Maybe this data is out of date by now, but as of September 2019 over half of ETH nodes run in datacenters (and of those datacenters, most run in Amazon) [1]. If these datacenter operators kill VMs or delay their network traffic (and to be clear, accidental outages do happen), then the coins staked on these VMs will get slashed. Also, the question to ask here what the distribution of distinct network paths that exist between staked coins looks like. If there are not many distinct network paths between staked coins -- i.e. if there are a few "choke points" in the network -- then these become the points of failure in the entire system. A BGP prefix hijack or a cut cable can lead to liveness failures, and whatever slashing behavior takes place from that.

> Since there will likely be plenty of non-staking ETH, more stake will be deposited after the attack, bringing the network back to the equilibrium of satisfactory returns.

If over 1/3 of the staked coins go offline, there's no way for the network to agree in a BFT manner on anything. That includes deciding to admit new ETH to staking.
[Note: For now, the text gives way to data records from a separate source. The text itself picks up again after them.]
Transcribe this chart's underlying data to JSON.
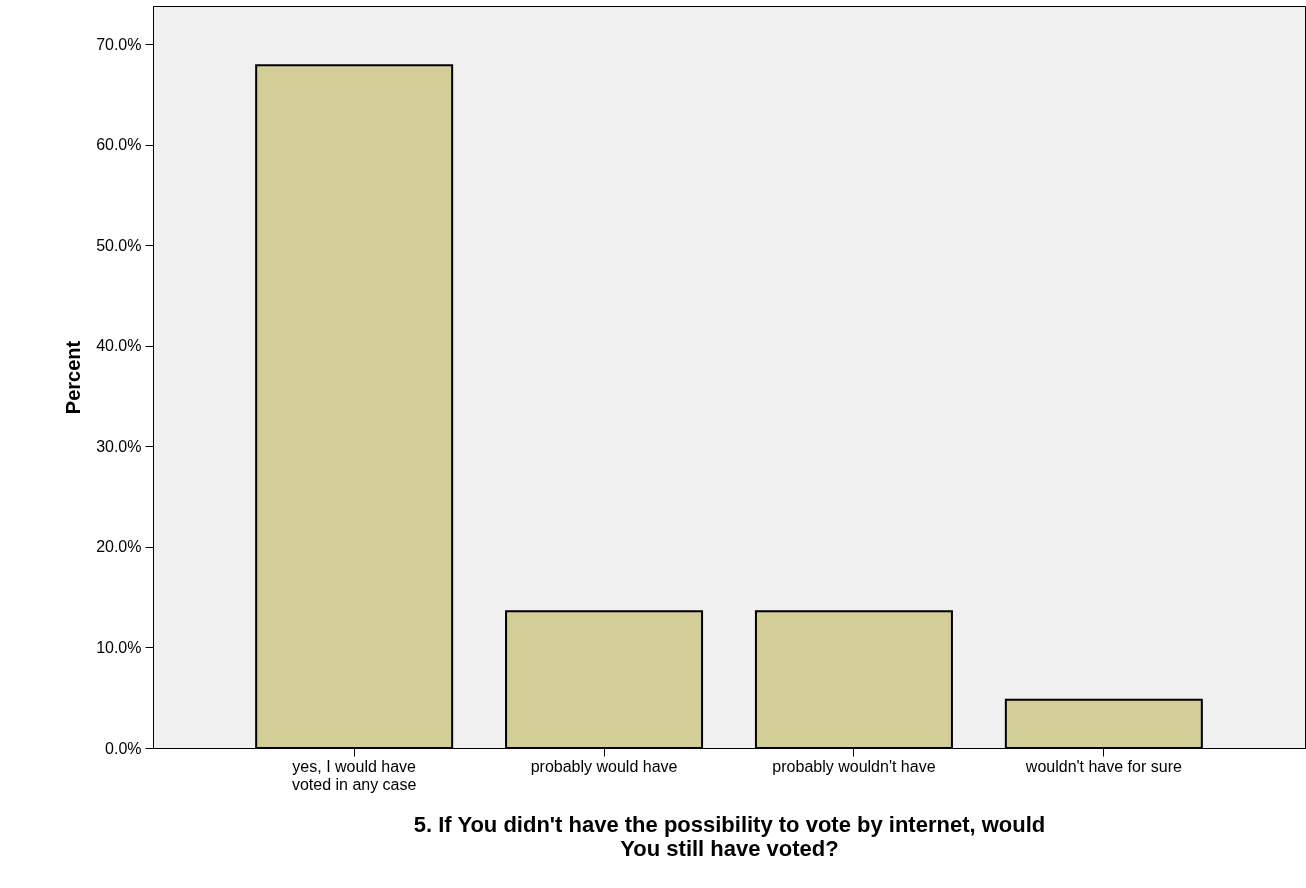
{
  "chart_data": {
    "type": "bar",
    "xlabel": "5. If You didn't have the possibility to vote by internet, would You still have voted?",
    "ylabel": "Percent",
    "categories": [
      "yes, I would have voted in any case",
      "probably would have",
      "probably wouldn't have",
      "wouldn't have for sure"
    ],
    "values": [
      67.9,
      13.6,
      13.6,
      4.8
    ],
    "color": "#d3cd98",
    "ylim": [
      0,
      73.8
    ],
    "yticks": [
      {
        "value": 0,
        "label": "0.0%"
      },
      {
        "value": 10,
        "label": "10.0%"
      },
      {
        "value": 20,
        "label": "20.0%"
      },
      {
        "value": 30,
        "label": "30.0%"
      },
      {
        "value": 40,
        "label": "40.0%"
      },
      {
        "value": 50,
        "label": "50.0%"
      },
      {
        "value": 60,
        "label": "60.0%"
      },
      {
        "value": 70,
        "label": "70.0%"
      }
    ],
    "grid": false
  }
}
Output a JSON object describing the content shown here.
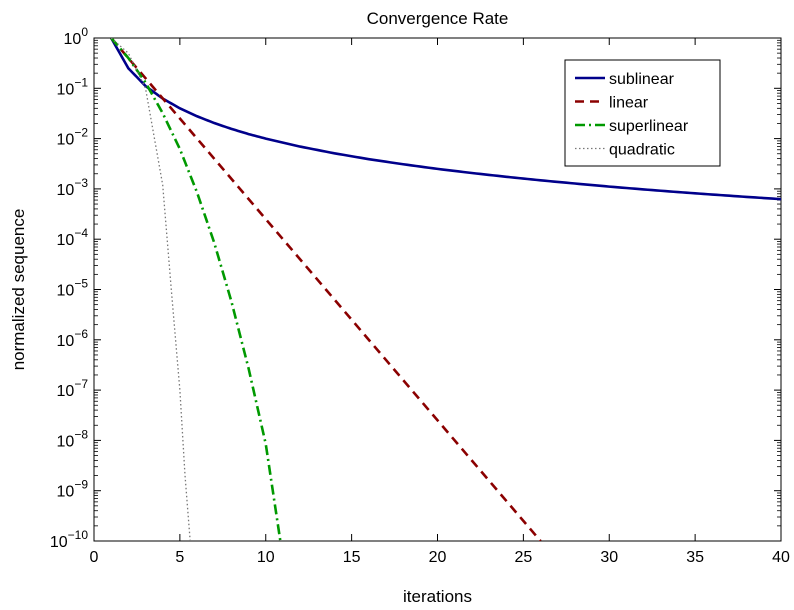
{
  "chart_data": {
    "type": "line",
    "title": "Convergence Rate",
    "xlabel": "iterations",
    "ylabel": "normalized sequence",
    "xlim": [
      0,
      40
    ],
    "ylim": [
      1e-10,
      1
    ],
    "yscale": "log",
    "grid": false,
    "legend_position": "top-right",
    "x_ticks": [
      0,
      5,
      10,
      15,
      20,
      25,
      30,
      35,
      40
    ],
    "y_ticks": [
      {
        "exp": 0,
        "label_base": "10",
        "label_exp": "0"
      },
      {
        "exp": -1,
        "label_base": "10",
        "label_exp": "−1"
      },
      {
        "exp": -2,
        "label_base": "10",
        "label_exp": "−2"
      },
      {
        "exp": -3,
        "label_base": "10",
        "label_exp": "−3"
      },
      {
        "exp": -4,
        "label_base": "10",
        "label_exp": "−4"
      },
      {
        "exp": -5,
        "label_base": "10",
        "label_exp": "−5"
      },
      {
        "exp": -6,
        "label_base": "10",
        "label_exp": "−6"
      },
      {
        "exp": -7,
        "label_base": "10",
        "label_exp": "−7"
      },
      {
        "exp": -8,
        "label_base": "10",
        "label_exp": "−8"
      },
      {
        "exp": -9,
        "label_base": "10",
        "label_exp": "−9"
      },
      {
        "exp": -10,
        "label_base": "10",
        "label_exp": "−10"
      }
    ],
    "series": [
      {
        "name": "sublinear",
        "color": "#00008B",
        "style": "solid",
        "x": [
          1,
          2,
          3,
          4,
          5,
          6,
          7,
          8,
          9,
          10,
          12,
          14,
          16,
          18,
          20,
          22,
          24,
          26,
          28,
          30,
          32,
          34,
          36,
          38,
          40
        ],
        "y": [
          1,
          0.25,
          0.111,
          0.0625,
          0.04,
          0.0278,
          0.0204,
          0.0156,
          0.0123,
          0.01,
          0.00694,
          0.0051,
          0.0039,
          0.00309,
          0.0025,
          0.00207,
          0.00174,
          0.00148,
          0.00128,
          0.00111,
          0.000977,
          0.000865,
          0.000772,
          0.000693,
          0.000625
        ]
      },
      {
        "name": "linear",
        "color": "#8B0000",
        "style": "dashed",
        "x": [
          1,
          26
        ],
        "y": [
          1,
          1e-10
        ]
      },
      {
        "name": "superlinear",
        "color": "#009900",
        "style": "dashdot",
        "x": [
          1,
          2,
          3,
          4,
          5,
          6,
          7,
          8,
          9,
          10,
          10.85
        ],
        "y": [
          1,
          0.4,
          0.13,
          0.032,
          0.0062,
          0.00085,
          8.5e-05,
          5.8e-06,
          2.7e-07,
          8.5e-09,
          1e-10
        ]
      },
      {
        "name": "quadratic",
        "color": "#777777",
        "style": "dotted",
        "x": [
          1,
          2,
          3,
          4,
          4.5,
          5,
          5.3,
          5.6
        ],
        "y": [
          1,
          0.5,
          0.1,
          0.0012,
          1e-05,
          1e-07,
          2e-09,
          1e-10
        ]
      }
    ]
  }
}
> Or, if the attack were so severe it scared people off, then the price of ETH would also be affected, reducing the value of the attacker's stake.

If the attacker only cares about causing a liveness failure, the value of the ETH is presumably unimportant. The goal has been met.

[1] https://thenextweb.com/news/ethereum-nodes-cloud-services-am...

[2] https://www.usenix.org/conference/nsdi-07/beyond-one-third-f...

Thank you for this interesting comment. Are there any places on the internet where you can find worthwhile discussions about this stuff?